As a matter of prudence and political self-preservation, the Chief of Staff and the Counsel should be concerned about the information provided directly to the President - particularly information about ongoing investigations. Once a President has actual knowledge of an investigation, it is harder for White House staff to distance the President from a related scandal, and it becomes easier for critics to suggest that the political machinery at the White House is secretly directing the investigation in order to minimize the scandal. Even worse, with such knowledge comes the temptation to actually steer an investigation in a direction politically beneficial to the President. Furthermore, every time facts relating to an ongoing investigation are shared beyond the investigating team, it increases the risk that a leak will occur, and that the investigation will be compromised. For these reasons, details about investigations are rarely, if ever, shared with the President.
However, based on my experience, it is wrong to suggest that the President should never be told of the existence of a pending investigation. As a matter of good governance and common sense, such a claim is in reality nothing more than an excuse to avoid accountability. For example, suppose the Attorney General were to inform the White House Counsel that the President’s National Security Advisor was suspected of leaking classified information. Suppose further that the Justice Department did not want the National Security Advisor to know about the investigation. As a former Counsel, under these circumstances I cannot imagine not informing the President of the pending investigation so that steps can be taken to protect against additional leaks of classified information, while still protecting the integrity of the investigation.
Under existing protocols the Counsel is often informed of investigations affecting Executive Branch personnel. There would be no justification for the protocols if in the appropriate case the Counsel does not inform the Chief of Staff or the President of possible Executive Branch wrongdoing. After all, it is not wrong for the President to know about a problem in his Administration. Many Americans would argue that as head of the Executive Branch it is the President’s job to be accountable for what his subordinates are doing and to stop any known wrongdoing, provided it does not disrupt or interfere in any way the course of an investigation.

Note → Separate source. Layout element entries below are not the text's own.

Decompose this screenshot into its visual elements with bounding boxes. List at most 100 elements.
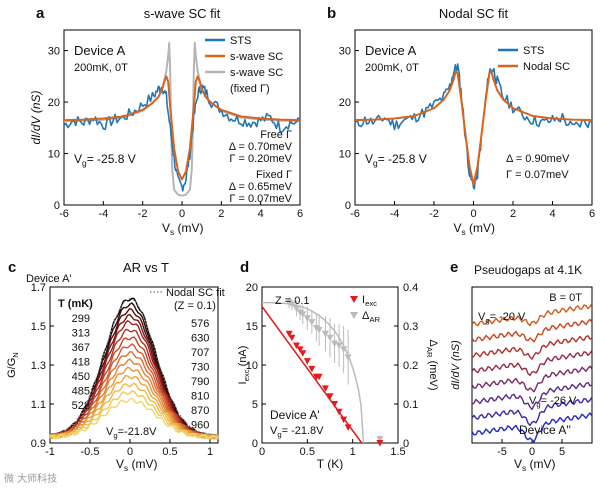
- label-sub: AR: [425, 347, 434, 358]
- temp-label: 528: [72, 400, 90, 412]
- nodal-fit-line: [49, 298, 219, 436]
- panel-e: -5 0 5 e Pseudogaps at 4.1K B = 0T dI/dV (nS) V…: [450, 259, 593, 473]
- y-tick-label: 0: [252, 438, 258, 450]
- x-tick-label: 1.5: [390, 446, 405, 458]
- x-tick-label: 0: [470, 208, 476, 220]
- x-tick-label: -2: [138, 208, 148, 220]
- curve-T-730: [49, 366, 219, 440]
- x-tick-label: 4: [258, 208, 264, 220]
- watermark: 微 大师科技: [4, 474, 58, 485]
- panel-letter: a: [36, 5, 45, 22]
- ar-point: [376, 436, 384, 443]
- x-tick-label: 1: [207, 446, 213, 458]
- label-main: V: [270, 425, 278, 437]
- panel-letter: e: [450, 259, 458, 276]
- x-tick-label: 0: [259, 446, 265, 458]
- x-tick-label: -6: [59, 208, 69, 220]
- label-post: = -20 V: [490, 311, 526, 323]
- ar-point: [331, 340, 339, 348]
- ar-point: [299, 311, 307, 318]
- y-axis-label: dI/dV (nS): [450, 340, 462, 390]
- label-post: (mV): [526, 457, 555, 471]
- top-gate-label: Vg= -20 V: [478, 311, 526, 325]
- panel-b: -6 -4 -2 0 2 4 6 0 10 20 30 b Nodal SC fit Vs (mV) Dev…: [327, 5, 595, 237]
- exc-point: [340, 416, 348, 424]
- exc-point: [315, 373, 323, 381]
- y-tick-label: 0.4: [403, 282, 418, 294]
- free-gamma-param: Free Γ: [260, 129, 292, 141]
- label-main: I: [362, 294, 365, 306]
- exc-point: [321, 385, 329, 392]
- legend-label: ΔAR: [362, 310, 380, 324]
- y-axis-label-left: Iexc (nA): [237, 346, 251, 385]
- panel-c: -1 -0.5 0 0.5 1 0.9 1.1 1.3 1.5 1.7 c AR vs T Device…: [6, 259, 225, 473]
- x-tick-label: -4: [98, 208, 108, 220]
- fixed-gamma-param: Fixed Γ: [256, 169, 292, 181]
- x-tick-label: -6: [350, 208, 360, 220]
- temp-label: 576: [191, 318, 209, 330]
- free-gamma-param: Δ = 0.70meV: [229, 141, 293, 153]
- x-tick-label: 0.5: [300, 446, 315, 458]
- y-tick-label: 20: [48, 97, 60, 109]
- label-post: (mV): [174, 221, 203, 235]
- label-post: (mV): [128, 457, 157, 471]
- label-post: (nA): [237, 346, 249, 370]
- z-label: Z = 0.1: [275, 295, 310, 307]
- exc-point: [308, 365, 316, 373]
- curve-T-418: [49, 313, 219, 440]
- label-sub: s: [522, 463, 526, 473]
- legend-swatch: [350, 312, 358, 319]
- x-tick-label: -0.5: [81, 446, 100, 458]
- exc-point: [303, 358, 311, 365]
- pseudogap-curve: [471, 412, 593, 443]
- legend-label: Nodal SC: [523, 61, 570, 73]
- label-sub: g: [82, 158, 87, 168]
- x-tick-label: 0.5: [162, 446, 177, 458]
- label-post: = -25.8 V: [87, 152, 136, 166]
- exc-point: [335, 408, 343, 416]
- x-tick-label: 6: [589, 208, 595, 220]
- y-axis-label-right: ΔAR (meV): [425, 339, 439, 390]
- x-tick-label: 1: [350, 446, 356, 458]
- y-tick-label: 0: [403, 438, 409, 450]
- legend-label: (fixed Γ): [230, 83, 270, 95]
- x-axis-label: Vs (mV): [162, 221, 204, 237]
- x-tick-label: 0: [127, 446, 133, 458]
- legend-label: STS: [230, 35, 251, 47]
- fit-param: Δ = 0.90meV: [506, 153, 570, 165]
- legend-label: STS: [523, 45, 544, 57]
- legend-label: s-wave SC: [230, 51, 283, 63]
- legend-swatch: [350, 296, 358, 303]
- series-swave: [63, 75, 301, 181]
- x-tick-label: 0: [179, 208, 185, 220]
- label-sub: s: [124, 463, 128, 473]
- y-tick-label: 1.5: [31, 321, 46, 333]
- x-tick-label: -1: [45, 446, 55, 458]
- x-axis-label: T (K): [317, 457, 343, 471]
- y-tick-label: 30: [339, 46, 351, 58]
- x-tick-label: -4: [390, 208, 400, 220]
- fit-param: Γ = 0.07meV: [506, 169, 569, 181]
- label-sub: exc: [242, 369, 251, 381]
- temp-label: 485: [72, 386, 90, 398]
- pseudogap-curve: [471, 335, 593, 360]
- label-main: V: [478, 311, 486, 323]
- pseudogap-curve: [471, 318, 593, 343]
- chart-title: s-wave SC fit: [144, 6, 221, 21]
- curve-T-960: [49, 397, 219, 440]
- label-main: Δ: [427, 339, 439, 347]
- label-sub: AR: [369, 315, 380, 324]
- temp-label: 870: [191, 405, 209, 417]
- label-main: V: [529, 395, 537, 407]
- panel-a: -6 -4 -2 0 2 4 6 0 10 20 30 a s-wave SC fit Vs (mV) dI…: [29, 5, 303, 237]
- ar-point: [303, 315, 311, 322]
- legend-label: s-wave SC: [230, 67, 283, 79]
- label-main: V: [74, 152, 82, 166]
- gate-label: Vg= -25.8 V: [74, 152, 136, 168]
- series-nodal: [354, 70, 593, 186]
- y-tick-label: 0.9: [31, 438, 46, 450]
- exc-point: [296, 346, 304, 353]
- label-post: = -21.8V: [282, 425, 325, 437]
- temp-label: 450: [72, 371, 90, 383]
- x-tick-label: 0: [529, 446, 535, 458]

Reportedly, in this case the Treasury Department informed the Counsel of an ongoing Treasury Inspector General investigation into IRS activities. The Counsel, not surprisingly, informed the Chief of Staff. The White House currently insists the President was not told of the investigation in advance of media reports. Whether this is true, and whether this White House made the correct calculation as to the President’s need to know, will depend on facts yet unknown.
Alberto R. Gonzales is the former U.S. Attorney General and White House Counsel in the George W. Bush Administration. Presently he is the Dean and Doyle Rogers Distinguished Professor of Law at Belmont University College of Law.